Pensées lointaines...

Depuis la côte d’Ivoire
vendredi 20 mars 2009.
 

L’année passée, dans mon quartier, j’avais fait fabriquer une petite table façon maquis au menuisier du coin. Il n’avait pas quinze ans. J’arrivai avec ma morale dite lumineuse, quoi mais quoi, faire bosser un gamin ? La table faite, j’étais allée la régler et la chercher. J’avais dit au petit « Mais, tu ne vas pas à l’école ? ». L’air malicieux de celui qui ne s’y fait pas prendre, il m’avait répondu « et toi, tu sais tailler le bois comme moi ? ». Silence. J’avais pris la table. Il m’avait encore jeté ce regard intrépide. Il avait pris la table, l’avait juchée sur sa tête, et fier comme un Dioula en marchant au côté de la blanche, il me l’avait livrée à domicile.

Save the children, l’ONG, est dans la place, à Abidjan, et s’installe partout où les gamins n’ont pas le cul sur le banc scolaire. Enfin, partout dans le « Tiers Monde » car sont-ils même à St Denis, en France, chez nous ? En entendant parler d’eux, en rencontrant l’une de leur employée, je me demande qui ils aident dans leurs actions. Ses enfants qui vont au champ le matin, à l’école l’après-midi, ces autres qui n’y vont pas du tout mais vivent dans la débrouille ? Ou bien nous et notre vision du monde ? En envoyant l’ONG sur place, on se donne bonne conscience. Et l’ONG fait son business...

Je me souviens de ton image, ami Florian, mon frère, lorsque tu revenais du Burkina. « Les ONG sont des pansements sur une jambe qui a la gangrène. On met ses pansements pour ne plus voir le mal, nous, gens du Nord »...
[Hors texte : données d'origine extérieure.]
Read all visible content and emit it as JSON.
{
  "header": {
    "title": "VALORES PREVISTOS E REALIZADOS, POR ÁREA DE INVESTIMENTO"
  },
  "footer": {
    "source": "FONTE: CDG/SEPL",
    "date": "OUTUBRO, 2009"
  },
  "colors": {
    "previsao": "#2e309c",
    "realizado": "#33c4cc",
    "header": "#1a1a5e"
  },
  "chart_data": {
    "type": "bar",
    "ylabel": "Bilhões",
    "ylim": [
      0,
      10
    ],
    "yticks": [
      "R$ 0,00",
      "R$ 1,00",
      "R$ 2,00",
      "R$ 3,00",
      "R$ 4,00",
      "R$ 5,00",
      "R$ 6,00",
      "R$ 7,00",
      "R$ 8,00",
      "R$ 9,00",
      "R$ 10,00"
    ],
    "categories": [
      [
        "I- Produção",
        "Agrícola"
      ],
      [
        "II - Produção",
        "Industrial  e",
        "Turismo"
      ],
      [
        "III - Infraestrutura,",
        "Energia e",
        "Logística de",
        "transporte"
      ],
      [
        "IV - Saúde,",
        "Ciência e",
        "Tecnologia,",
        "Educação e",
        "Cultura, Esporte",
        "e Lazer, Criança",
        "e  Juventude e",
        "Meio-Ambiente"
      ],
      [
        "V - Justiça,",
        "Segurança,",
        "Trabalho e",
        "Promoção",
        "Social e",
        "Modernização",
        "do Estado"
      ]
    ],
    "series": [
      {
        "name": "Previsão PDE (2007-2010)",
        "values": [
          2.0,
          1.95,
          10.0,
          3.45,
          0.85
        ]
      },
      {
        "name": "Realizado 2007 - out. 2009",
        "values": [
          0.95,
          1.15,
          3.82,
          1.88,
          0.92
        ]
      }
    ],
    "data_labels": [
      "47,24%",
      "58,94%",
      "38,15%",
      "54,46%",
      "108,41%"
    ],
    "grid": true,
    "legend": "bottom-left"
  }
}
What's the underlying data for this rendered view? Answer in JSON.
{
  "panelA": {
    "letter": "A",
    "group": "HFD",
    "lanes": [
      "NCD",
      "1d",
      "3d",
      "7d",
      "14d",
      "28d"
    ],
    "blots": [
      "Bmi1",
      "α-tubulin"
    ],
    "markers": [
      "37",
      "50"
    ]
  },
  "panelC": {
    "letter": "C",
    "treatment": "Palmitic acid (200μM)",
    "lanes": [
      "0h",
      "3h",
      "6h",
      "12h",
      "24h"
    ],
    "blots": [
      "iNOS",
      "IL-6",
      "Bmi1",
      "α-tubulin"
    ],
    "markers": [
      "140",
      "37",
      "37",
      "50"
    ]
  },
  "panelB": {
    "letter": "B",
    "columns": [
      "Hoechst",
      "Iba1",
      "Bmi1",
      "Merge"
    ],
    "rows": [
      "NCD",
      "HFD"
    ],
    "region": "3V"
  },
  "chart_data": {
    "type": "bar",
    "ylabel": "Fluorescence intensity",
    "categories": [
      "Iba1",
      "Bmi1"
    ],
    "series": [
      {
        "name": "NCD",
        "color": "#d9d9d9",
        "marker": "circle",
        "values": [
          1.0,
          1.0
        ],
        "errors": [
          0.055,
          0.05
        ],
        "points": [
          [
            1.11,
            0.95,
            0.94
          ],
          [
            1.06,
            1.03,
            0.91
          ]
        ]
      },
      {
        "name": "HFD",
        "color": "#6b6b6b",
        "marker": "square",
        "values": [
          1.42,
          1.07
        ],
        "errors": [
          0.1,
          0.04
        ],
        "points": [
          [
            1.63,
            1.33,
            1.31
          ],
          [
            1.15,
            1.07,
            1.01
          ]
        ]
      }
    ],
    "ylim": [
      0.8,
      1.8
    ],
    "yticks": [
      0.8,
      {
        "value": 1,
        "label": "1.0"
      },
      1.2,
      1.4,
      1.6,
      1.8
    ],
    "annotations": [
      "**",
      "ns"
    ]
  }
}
Je ne dirais pas que la jambe a absolument la gangrène, ou pour le moins, le corps entier a assez de ressource pour l’évacuer. Mais si nous lui laissons l’occasion de l’évacuer lui-même, si nous laissons enfin à ses pays la paternité de leurs actions...

Bien sûr, tout le monde doit avoir droit à l’éducation et bien sûr cela ne signifie pas qu’il faut rester loin, tourner le dos. Non. Mais seulement mettre à profit ce que nous savons faire en fonction de la demande locale, en connaissance réelle du terrain, en accord avec tous, et suivant leurs idées...
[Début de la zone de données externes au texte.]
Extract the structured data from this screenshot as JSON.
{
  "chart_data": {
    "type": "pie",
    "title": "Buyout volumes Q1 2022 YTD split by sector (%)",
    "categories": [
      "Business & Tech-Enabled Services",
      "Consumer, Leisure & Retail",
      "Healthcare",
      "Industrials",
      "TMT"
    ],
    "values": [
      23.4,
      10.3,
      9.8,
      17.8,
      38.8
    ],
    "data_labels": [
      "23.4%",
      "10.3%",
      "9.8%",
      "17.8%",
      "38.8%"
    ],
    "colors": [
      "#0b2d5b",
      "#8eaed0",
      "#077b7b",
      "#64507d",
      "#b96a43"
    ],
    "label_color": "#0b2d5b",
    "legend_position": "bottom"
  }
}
Alors, alors, peut-être, et comme nous le disions récemment avec des amis d’ici et de là-bas, des ONG africaines se monteront aussi pour venir nous apprendre la force de vie, le respect de l’autre dans la communauté, le langage du corps.... que nous tentions d’éradiquer nos maladies nerveuses, nos cancers prématurés, nos attitudes inhumaines à l’égard des vieux qui nous ont enfantés...
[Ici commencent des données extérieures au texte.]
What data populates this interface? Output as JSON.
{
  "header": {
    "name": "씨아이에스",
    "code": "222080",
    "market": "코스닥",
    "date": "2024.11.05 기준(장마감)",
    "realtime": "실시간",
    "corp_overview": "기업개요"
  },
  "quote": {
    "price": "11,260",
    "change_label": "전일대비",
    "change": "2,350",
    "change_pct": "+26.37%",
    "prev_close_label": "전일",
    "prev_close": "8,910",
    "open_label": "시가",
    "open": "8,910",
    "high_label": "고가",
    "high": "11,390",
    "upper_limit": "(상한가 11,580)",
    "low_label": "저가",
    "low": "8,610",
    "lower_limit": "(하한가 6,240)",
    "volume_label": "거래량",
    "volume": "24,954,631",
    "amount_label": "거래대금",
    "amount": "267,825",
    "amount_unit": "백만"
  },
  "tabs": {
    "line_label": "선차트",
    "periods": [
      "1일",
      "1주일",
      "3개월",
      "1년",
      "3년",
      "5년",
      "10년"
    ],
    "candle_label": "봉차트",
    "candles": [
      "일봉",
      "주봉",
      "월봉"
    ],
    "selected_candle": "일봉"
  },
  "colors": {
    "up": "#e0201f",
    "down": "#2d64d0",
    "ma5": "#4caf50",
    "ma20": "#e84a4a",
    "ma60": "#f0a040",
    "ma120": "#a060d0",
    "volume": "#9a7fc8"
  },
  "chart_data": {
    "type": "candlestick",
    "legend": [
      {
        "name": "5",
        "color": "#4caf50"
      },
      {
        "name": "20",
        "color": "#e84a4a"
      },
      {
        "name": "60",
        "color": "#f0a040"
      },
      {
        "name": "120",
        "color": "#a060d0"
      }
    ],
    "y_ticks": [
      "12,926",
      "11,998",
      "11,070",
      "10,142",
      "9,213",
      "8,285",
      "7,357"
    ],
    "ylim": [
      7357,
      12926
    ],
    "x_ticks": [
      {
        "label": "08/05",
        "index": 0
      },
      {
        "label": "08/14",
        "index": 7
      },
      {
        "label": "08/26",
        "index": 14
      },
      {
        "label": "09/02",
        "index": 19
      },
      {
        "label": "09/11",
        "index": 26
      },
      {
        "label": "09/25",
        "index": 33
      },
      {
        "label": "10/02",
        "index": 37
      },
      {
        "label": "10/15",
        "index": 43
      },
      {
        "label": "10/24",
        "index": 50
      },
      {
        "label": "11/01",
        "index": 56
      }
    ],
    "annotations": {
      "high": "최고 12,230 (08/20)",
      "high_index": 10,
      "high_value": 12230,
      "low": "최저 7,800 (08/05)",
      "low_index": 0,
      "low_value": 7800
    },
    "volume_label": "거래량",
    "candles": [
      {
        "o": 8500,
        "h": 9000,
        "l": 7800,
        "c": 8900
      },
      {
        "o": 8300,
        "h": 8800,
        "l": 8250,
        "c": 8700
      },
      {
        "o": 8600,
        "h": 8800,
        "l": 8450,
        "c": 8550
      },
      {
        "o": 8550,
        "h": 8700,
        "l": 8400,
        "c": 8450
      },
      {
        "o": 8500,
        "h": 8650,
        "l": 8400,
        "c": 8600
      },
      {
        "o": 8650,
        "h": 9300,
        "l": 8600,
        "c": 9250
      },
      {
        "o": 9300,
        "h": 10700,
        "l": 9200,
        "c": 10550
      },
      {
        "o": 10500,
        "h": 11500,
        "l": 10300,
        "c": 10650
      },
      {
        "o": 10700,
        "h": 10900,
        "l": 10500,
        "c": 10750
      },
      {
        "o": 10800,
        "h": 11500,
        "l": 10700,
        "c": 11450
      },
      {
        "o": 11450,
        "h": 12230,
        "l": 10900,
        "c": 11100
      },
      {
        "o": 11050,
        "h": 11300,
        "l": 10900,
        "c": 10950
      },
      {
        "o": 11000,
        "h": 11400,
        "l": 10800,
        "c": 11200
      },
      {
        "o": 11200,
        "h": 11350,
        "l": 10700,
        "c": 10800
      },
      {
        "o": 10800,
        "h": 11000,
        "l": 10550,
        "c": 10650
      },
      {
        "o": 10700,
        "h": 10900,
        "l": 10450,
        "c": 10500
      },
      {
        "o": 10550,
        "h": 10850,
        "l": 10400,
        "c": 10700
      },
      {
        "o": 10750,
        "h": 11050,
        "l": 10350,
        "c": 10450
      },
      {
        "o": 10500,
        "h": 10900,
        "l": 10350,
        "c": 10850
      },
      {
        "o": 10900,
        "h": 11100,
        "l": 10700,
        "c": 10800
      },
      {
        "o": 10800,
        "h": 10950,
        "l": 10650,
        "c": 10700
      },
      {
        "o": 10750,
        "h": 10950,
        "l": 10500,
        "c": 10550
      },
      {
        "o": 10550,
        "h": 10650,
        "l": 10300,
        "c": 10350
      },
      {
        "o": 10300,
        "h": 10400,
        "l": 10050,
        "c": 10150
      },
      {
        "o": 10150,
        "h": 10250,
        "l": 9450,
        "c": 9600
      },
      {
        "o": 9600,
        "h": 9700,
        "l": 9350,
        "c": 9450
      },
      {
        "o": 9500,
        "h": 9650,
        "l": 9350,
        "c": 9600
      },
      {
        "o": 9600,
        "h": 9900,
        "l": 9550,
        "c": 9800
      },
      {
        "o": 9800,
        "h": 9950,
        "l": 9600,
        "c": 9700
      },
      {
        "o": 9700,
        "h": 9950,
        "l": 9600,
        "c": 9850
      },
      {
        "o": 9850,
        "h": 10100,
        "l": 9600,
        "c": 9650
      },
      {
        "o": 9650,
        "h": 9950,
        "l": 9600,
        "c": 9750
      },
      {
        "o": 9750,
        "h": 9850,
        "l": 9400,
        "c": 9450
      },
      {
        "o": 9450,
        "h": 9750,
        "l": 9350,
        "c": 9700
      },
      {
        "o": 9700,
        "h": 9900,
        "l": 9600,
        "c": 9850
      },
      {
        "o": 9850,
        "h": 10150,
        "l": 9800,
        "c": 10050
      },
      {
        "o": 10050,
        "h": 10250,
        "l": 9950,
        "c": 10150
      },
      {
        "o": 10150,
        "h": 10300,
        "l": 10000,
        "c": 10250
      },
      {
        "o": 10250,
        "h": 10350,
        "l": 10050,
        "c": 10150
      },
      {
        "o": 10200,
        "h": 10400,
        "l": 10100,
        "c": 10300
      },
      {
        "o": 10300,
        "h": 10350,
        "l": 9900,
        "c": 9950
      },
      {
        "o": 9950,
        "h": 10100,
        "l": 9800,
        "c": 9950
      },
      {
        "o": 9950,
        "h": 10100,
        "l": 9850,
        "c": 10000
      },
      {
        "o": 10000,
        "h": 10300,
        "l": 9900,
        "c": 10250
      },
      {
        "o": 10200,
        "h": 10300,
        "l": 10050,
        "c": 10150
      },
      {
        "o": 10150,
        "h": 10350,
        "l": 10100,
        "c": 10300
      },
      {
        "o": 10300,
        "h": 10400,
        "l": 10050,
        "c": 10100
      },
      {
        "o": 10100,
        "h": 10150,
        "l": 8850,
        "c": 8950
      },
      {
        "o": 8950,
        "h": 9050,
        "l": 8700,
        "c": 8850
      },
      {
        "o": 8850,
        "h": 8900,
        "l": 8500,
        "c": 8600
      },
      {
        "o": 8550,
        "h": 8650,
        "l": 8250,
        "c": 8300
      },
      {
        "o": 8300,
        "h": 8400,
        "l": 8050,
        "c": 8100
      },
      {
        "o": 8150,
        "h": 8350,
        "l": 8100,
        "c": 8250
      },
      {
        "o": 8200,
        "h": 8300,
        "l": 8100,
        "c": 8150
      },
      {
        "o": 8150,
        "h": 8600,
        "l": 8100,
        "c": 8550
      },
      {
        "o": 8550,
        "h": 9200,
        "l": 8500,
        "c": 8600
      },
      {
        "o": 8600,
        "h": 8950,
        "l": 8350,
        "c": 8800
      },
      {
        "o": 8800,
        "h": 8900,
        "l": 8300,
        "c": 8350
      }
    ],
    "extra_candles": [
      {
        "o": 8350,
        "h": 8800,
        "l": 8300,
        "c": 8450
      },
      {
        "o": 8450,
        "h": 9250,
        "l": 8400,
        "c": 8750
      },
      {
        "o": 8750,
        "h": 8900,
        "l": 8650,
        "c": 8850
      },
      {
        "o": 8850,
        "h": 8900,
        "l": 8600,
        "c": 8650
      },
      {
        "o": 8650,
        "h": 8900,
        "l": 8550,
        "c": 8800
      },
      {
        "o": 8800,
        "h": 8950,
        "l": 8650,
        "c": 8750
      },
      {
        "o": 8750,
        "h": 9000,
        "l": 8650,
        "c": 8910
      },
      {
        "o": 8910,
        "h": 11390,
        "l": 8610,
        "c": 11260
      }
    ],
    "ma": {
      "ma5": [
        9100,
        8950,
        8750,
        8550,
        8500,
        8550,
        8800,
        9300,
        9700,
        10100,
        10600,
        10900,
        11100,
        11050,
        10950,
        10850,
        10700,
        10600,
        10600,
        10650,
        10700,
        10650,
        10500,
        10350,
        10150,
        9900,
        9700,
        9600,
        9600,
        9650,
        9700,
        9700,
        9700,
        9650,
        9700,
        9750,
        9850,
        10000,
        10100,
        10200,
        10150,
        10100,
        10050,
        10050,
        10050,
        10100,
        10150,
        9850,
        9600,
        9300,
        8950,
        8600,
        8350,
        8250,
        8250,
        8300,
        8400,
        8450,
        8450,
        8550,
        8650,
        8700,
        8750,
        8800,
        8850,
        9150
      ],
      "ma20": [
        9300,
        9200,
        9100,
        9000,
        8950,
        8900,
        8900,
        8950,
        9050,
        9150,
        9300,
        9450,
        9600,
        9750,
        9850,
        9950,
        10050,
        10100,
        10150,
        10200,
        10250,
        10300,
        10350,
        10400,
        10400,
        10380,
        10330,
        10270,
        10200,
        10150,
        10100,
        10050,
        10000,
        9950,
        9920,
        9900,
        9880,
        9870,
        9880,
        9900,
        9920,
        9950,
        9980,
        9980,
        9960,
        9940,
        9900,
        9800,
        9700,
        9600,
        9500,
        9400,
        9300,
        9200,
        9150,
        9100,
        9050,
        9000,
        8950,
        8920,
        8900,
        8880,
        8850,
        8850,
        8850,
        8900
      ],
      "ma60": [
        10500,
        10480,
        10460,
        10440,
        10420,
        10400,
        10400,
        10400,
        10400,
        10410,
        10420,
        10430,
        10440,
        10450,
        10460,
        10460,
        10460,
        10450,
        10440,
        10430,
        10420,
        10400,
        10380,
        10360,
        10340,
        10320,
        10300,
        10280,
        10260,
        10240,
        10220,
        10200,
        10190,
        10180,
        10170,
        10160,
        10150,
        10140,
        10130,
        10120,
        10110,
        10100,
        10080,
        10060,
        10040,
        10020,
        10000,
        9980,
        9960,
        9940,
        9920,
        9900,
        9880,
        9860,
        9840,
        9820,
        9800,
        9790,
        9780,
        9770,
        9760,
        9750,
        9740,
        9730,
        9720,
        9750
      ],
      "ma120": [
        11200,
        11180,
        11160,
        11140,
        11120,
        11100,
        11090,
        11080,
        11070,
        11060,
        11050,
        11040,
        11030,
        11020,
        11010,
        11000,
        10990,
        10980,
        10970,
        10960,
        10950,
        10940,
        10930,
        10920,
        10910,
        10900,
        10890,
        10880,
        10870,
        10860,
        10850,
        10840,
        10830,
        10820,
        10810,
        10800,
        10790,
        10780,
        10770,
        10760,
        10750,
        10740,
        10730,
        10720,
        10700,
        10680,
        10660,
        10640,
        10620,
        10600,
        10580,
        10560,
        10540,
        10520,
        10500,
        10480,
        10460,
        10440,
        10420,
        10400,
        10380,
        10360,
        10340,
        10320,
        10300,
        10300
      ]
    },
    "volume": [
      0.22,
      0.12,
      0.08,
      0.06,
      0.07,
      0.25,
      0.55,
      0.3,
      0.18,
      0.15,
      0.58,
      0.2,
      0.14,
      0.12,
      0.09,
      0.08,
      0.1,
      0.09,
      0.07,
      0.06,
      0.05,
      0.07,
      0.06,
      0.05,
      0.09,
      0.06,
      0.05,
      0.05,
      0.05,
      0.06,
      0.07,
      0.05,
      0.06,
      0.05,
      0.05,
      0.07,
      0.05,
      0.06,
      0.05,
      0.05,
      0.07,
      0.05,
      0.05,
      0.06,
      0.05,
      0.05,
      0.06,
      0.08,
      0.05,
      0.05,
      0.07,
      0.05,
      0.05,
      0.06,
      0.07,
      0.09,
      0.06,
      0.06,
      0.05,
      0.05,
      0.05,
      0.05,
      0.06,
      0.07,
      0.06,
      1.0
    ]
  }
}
Si toutefois nous réfléchissions en termes de culture, donc de réelle interculturalité...

Je suis à l’orée du bois, du bois sacré, du bois étrange, du bois humain, du monde abidjanais... Je reste la blanche dont on vient toucher les cheveux et la peau, pour voir si c’est pareil, à qui l’ont dit « emmène-moi en France, j’y ferais ce que tu veux », ses phrases récurrentes qui m’attristent. Ici non plus, on n’est pas exempts de clichés liés à la méconnaissance des diverses réalités. Mais aux yeux de ceux qui me connaissent et que j’apprends à connaitre, je suis la fille, la petite sœur, venue d’ailleurs mais bien ici. J’apprends à chasser la paille qui est dans mon œil avant de jeter de péremptoires jugements, face à la force vitale défiant sans cesse la mort de ceux qui savent que peu fait déjà beaucoup. Et doucement, mon œil et mes oreilles me donnent l’occasion d’entrer plus avant dans cette vie.